The Roman Catholic Church's much-criticized leader in Ireland announced Friday that the Vatican has approved his successor, a reform-minded priest who has been outspoken on the need for more church accountability on child sex abuse.
Cardinal Sean Brady, who resisted calls to resign in 2010 despite being implicated in covering up abuse of children, unveiled Monsignor Eamon Martin as his eventual successor on the front steps of St. Patrick's Cathedral in Armagh, the ecclesiastical capital of Ireland.
The Vatican confirmed that Martin, 51, has been appointed as Brady's "coadjutor archbishop" in Armagh, designating him as the likely next Catholic leader of all Ireland when Brady retires. Typically Catholic bishops are supposed to retire at age 75, but Irish church officials said Brady, who is due to reach retirement age next year, might stay in his job leading the island's 4 million Catholics through 2015.
Martin received congratulatory handshakes from well-wishers, among them Catholic schoolgirls and nuns — and emphasized his commitment to greater honesty about the church's sins.

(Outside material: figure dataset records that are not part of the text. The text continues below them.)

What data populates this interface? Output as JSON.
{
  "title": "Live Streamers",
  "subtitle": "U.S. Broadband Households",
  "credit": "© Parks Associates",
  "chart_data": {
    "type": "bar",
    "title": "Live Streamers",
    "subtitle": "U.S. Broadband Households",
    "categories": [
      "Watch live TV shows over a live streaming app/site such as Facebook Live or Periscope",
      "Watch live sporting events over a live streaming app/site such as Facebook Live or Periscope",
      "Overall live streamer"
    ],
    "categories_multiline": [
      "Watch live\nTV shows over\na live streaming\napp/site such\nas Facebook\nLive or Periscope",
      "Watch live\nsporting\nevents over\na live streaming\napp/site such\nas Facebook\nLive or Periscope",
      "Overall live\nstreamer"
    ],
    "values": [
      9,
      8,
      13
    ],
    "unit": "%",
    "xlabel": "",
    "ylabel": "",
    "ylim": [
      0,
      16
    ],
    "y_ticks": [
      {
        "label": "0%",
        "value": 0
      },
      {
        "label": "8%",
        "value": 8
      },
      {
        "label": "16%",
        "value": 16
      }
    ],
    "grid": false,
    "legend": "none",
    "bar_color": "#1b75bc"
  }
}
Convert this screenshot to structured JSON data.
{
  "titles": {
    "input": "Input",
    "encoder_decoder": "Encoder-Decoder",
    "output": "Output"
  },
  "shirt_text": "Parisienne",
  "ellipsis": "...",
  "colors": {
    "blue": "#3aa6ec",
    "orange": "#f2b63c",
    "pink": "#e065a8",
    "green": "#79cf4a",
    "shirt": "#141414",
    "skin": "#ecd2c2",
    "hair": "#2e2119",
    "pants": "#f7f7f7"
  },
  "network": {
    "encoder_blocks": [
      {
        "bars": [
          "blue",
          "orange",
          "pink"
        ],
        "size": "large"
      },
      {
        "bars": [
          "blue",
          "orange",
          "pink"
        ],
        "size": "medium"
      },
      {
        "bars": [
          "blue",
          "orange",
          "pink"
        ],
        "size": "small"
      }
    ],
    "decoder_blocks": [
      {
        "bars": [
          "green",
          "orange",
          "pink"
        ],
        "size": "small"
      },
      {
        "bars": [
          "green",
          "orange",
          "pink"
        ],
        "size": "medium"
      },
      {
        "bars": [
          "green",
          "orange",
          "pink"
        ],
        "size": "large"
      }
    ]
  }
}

"One of the greatest challenges facing our church is to acknowledge, live with, and learn from the past, including the terrible trauma caused by abuse," Martin said.
Martin today sits on the National Board for Safeguarding Children, a church-funded body that has power to investigate how dioceses and independent orders of priests and nuns concealed child sex abuse in the past, and to recommend reforms to ensure it can't happen again. That board over the past four years has uncovered myriad cover-ups and shoddy practices, including in Martin's own diocese centered on the Northern Ireland city of Londonderry.

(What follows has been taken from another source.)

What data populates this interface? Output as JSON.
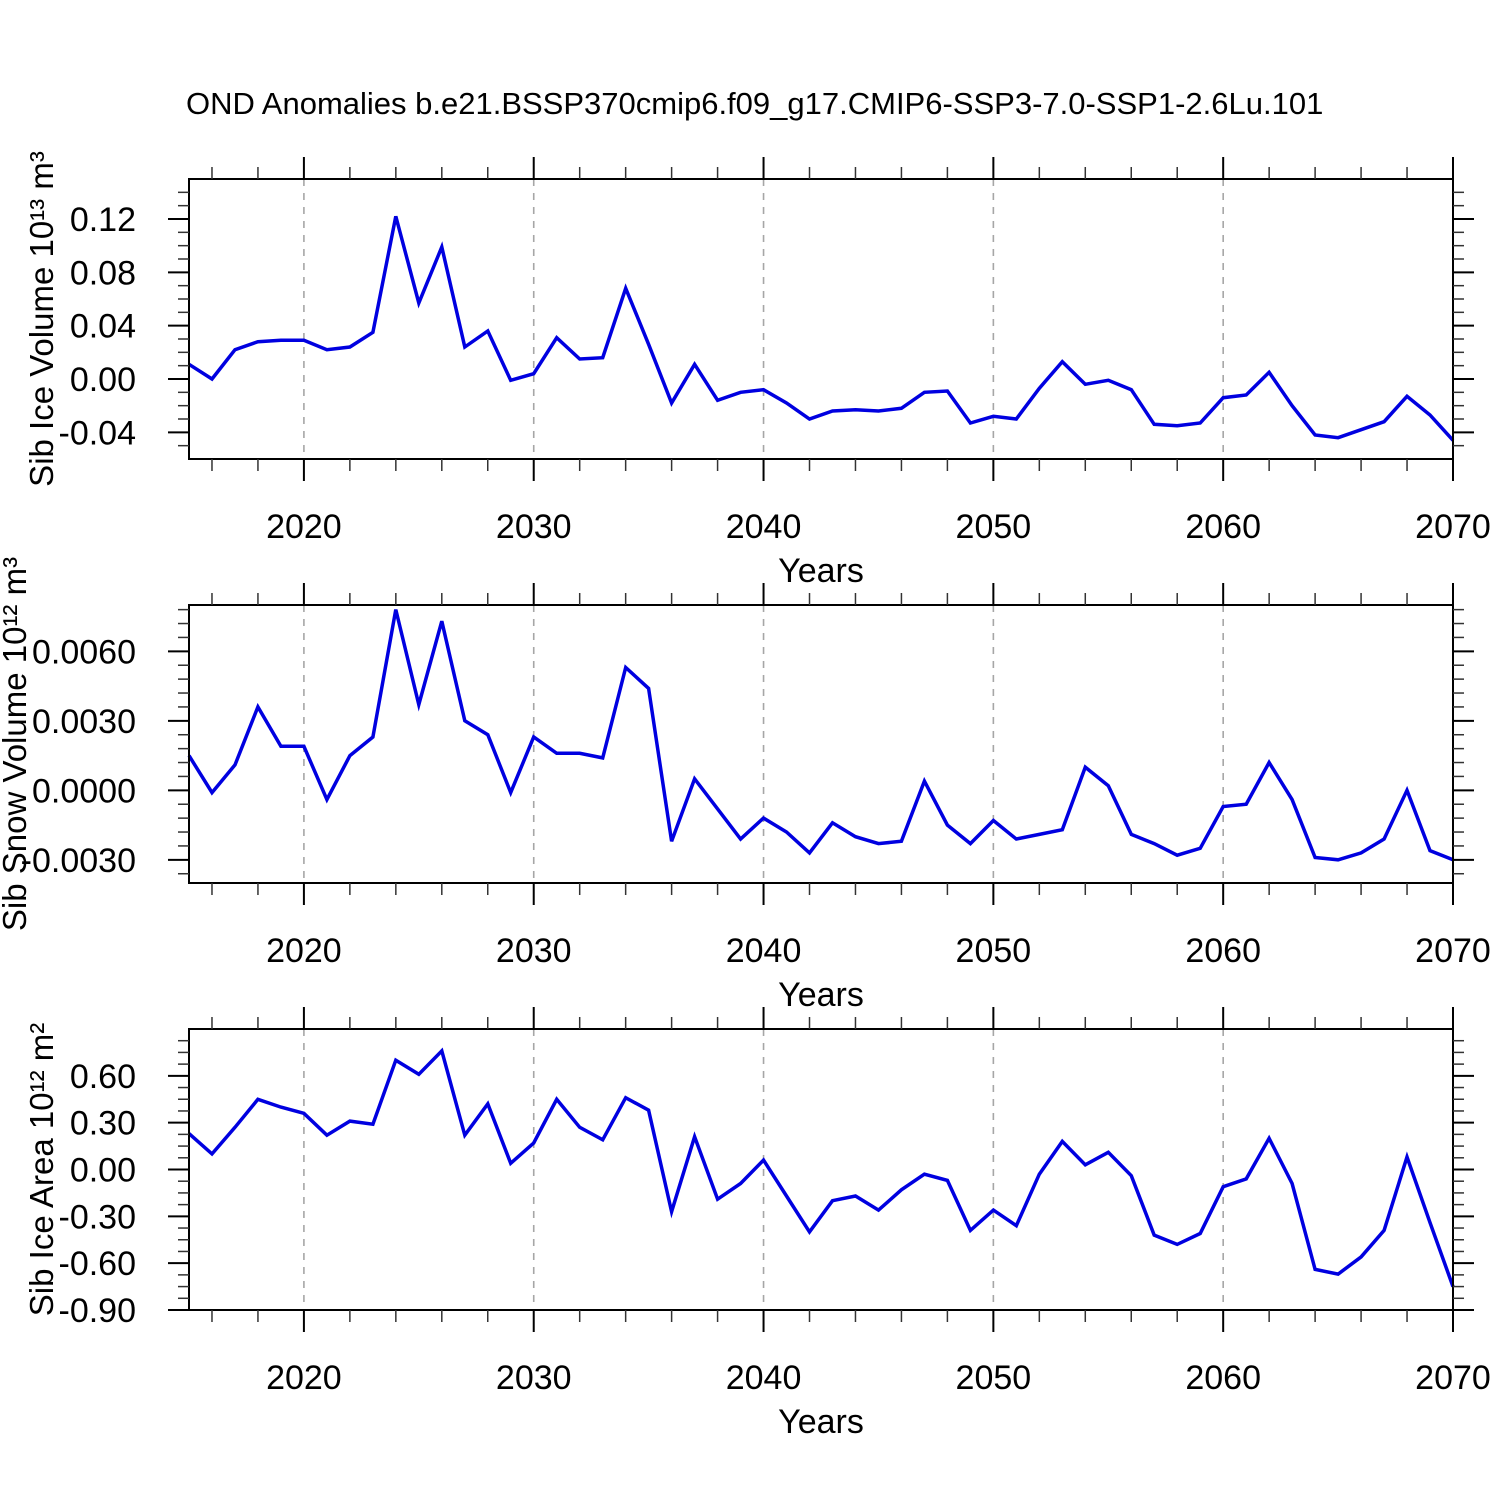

That work builds on the efforts of state-authorized investigators who, over the past decade, have published several mammoth reports documenting how church authorities protected pedophiles in their ranks from prosecution from the 1930s to the mid-1990s.

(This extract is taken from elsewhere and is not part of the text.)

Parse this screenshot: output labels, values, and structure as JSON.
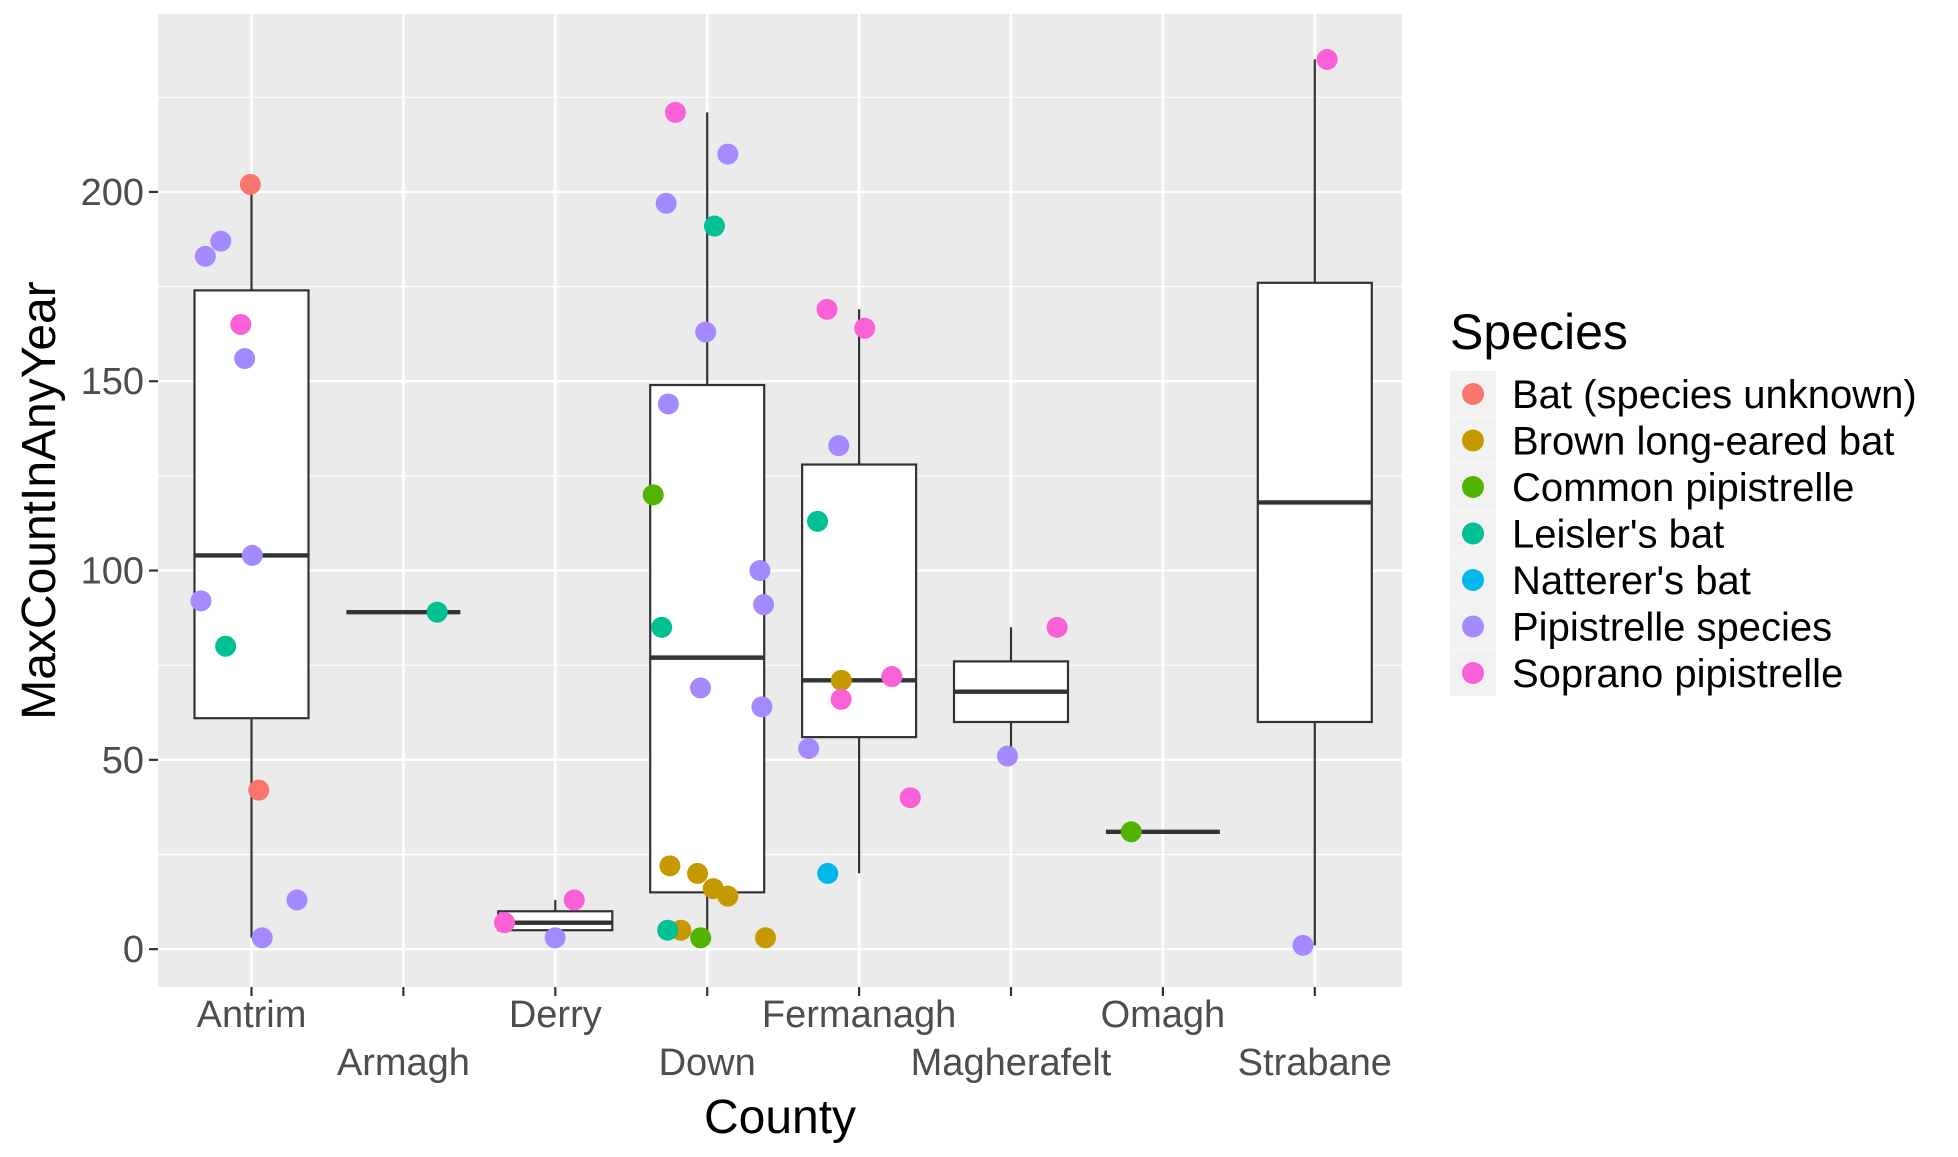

"I think today of all those who have been abused by clergy, and the hurt and betrayal they have experienced. I am saddened that many good Catholics were let down so badly over the issue of abuse and that some have even stopped practicing their faith," Martin said, adding that the church must "ensure that young people are always protected, respected and nurtured."
Brady, by contrast, made no mention of the church's struggle to emerge from nearly two decades of scandal. A taxpayer-funded compensation program already has paid out more than €1 billion ($1.3 billion) to more than 13,000 claimants and their lawyers, and several hundred child-rape victims have successfully sued church authorities.
One such lawsuit in 2010 uncovered records showing that Brady, when serving as a canon lawyer to a border diocese in 1975, was involved in suppressing information on child rapes committed by the Rev. Brendan Smyth.
Brady admitted he had interviewed two boys who had been sexually assaulted by Smyth, sworn both to secrecy, and did not tell police or any civil authorities about the alleged crimes. Nor did he warn parents of other children identified by the boys as suffering abuse. Brady apologized publicly but simultaneously insisted he had acted appropriately because he was following superiors' orders.
Smyth eventually was exposed as Ireland's most dangerous child abuser in history, molesting or raping more than 100 boys and girls in several parts of Ireland, Britain and two U.S. states, Rhode Island and North Dakota, before Northern Ireland police finally brought charges against him in 1993. Smyth died in an Irish prison in 1997.
The scandals have steadily eroded state-church relations in Ireland, culminating in an unprecedented verbal assault on the Vatican by Ireland's newly elected Prime Minister Enda Kenny in 2011. Ireland followed up by shutting its Vatican embassy in what it billed as a cost-savings move.
Reflecting those sour relations, Brady had his very first meeting with Kenny as prime minister Friday with the newly promoted Martin at his side. For three hours they discussed the government's plans to legalize abortions in cases where the woman's life would be endangered from continued pregnancy, including in cases of threatened suicide. The church plans to organize conservative Catholics against the measure and is appealing to lawmakers in Kenny's party to rebel against their leader.
Veteran observers of Irish Catholicism said Martin was an inspired choice to show that the church wanted a new generation to repair its battered moral authority.
"He is not burdened. He does not carry any baggage from the past with him. He goes into it with clean hands, and I think that's very important at the present time," said Edward Daly, the retired bishop of Londonderry.
Martin McGuinness, deputy leader of the Northern Ireland government and a former Irish Republican Army commander in Londonderry, hailed Martin as "a progressive thinker and a man who has demonstrated an ability to connect with ordinary Catholics." He described Martin's promotion as "an opportunity for renewal."